Sakawa: How Ghanaian Internet Criminals Combine Cyber Fraud With Traditional Witchcraft
Not as successful as their Nigerian counterparts in recent years, Ghanaian cyber-criminals have added traditional witchcraft forces to their arsenal;, resulting in the new trade called Sakawa.
Taking a page from cyberpunk, traditional West African Juju priests adapted their services to the needs of the information age and started leading down-on-their-luck internet scammers through strange and costly rituals designed to increase their powers of persuasion and make their emails irresistible to greedy Americans. And so “Sakawa” was born.
Now not only is Sakawa Ghana’s most popular youth activity and one of its biggest underground economies, it’s a full-blown national phenomenon.
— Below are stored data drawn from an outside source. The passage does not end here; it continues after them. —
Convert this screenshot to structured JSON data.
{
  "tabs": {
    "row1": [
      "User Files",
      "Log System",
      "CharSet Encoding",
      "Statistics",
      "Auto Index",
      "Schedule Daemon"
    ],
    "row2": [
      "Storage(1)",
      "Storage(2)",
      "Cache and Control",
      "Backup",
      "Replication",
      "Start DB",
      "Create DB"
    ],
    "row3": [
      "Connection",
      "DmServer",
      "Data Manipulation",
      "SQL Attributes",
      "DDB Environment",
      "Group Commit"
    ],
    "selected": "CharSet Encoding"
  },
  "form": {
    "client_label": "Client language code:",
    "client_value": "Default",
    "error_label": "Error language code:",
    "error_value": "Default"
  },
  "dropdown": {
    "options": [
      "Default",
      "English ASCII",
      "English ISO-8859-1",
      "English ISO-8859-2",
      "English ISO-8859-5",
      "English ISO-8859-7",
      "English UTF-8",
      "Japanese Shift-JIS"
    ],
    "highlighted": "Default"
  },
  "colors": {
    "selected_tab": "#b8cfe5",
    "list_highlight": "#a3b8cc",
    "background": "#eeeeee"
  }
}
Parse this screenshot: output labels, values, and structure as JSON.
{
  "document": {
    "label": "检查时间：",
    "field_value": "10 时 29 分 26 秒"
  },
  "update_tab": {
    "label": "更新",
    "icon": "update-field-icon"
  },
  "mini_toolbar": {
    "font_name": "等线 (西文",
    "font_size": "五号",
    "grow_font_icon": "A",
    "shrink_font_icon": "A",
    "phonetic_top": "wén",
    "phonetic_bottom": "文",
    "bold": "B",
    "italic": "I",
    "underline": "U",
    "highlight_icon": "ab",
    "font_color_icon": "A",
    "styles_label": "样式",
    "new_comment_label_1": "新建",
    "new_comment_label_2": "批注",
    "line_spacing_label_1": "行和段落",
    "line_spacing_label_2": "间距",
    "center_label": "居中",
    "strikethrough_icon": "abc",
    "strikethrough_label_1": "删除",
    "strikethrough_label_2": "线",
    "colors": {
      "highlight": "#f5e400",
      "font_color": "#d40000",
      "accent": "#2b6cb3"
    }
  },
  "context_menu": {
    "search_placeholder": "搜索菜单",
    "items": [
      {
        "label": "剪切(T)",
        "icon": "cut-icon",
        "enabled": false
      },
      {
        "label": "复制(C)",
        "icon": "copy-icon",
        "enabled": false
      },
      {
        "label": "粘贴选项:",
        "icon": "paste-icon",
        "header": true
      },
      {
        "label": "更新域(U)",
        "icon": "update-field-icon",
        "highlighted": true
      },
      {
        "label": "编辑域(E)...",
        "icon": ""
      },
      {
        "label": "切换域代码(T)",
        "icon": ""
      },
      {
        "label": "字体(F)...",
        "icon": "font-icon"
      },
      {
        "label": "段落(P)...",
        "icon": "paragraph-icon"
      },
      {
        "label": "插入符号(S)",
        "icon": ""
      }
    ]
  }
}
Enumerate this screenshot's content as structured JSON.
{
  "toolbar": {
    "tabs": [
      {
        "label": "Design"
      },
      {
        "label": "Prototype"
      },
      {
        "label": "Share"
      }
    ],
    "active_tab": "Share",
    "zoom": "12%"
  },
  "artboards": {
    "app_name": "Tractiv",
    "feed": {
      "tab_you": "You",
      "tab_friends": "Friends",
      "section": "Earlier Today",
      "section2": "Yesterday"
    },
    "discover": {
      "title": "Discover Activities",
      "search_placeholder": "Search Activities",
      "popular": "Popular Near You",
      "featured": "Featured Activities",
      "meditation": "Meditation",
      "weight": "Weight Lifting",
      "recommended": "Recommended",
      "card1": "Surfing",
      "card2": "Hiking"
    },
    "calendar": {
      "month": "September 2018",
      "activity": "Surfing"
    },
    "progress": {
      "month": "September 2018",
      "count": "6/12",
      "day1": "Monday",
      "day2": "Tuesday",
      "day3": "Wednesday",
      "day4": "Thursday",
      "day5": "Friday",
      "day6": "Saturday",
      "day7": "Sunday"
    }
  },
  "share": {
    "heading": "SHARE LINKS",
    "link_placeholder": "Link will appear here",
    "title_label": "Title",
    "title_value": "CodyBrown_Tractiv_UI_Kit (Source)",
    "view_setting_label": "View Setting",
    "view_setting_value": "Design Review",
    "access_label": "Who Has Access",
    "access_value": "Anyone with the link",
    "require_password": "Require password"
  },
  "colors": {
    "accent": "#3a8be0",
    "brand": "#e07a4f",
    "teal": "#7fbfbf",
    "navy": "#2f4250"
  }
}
Sakawa has its own tunes, clothing brands, Sakawasploitation flicks, and even a metastatic backlash from Christian preachers and the press. When we were in Accra over the summer it was impossible to walk more than 10 feet without seeing the word Sakawa in blood-red Misfits letters on a poster or tabloid, often accompanied by bone-chilling horrors of the photoshopped variety.
The government is freaked out because Sakawa is threatening Ghana’s business reputation, the Christians are freaked out because they’re losing money to the Juju priests, the press is freaked out because being freaked out is what sells papers, and the public is freaked out because their government, preacher, and media are all telling them they should be. All the while the Sakawa boys are living the high life and racking up debts to the spirit world, just waiting for the axe to fall.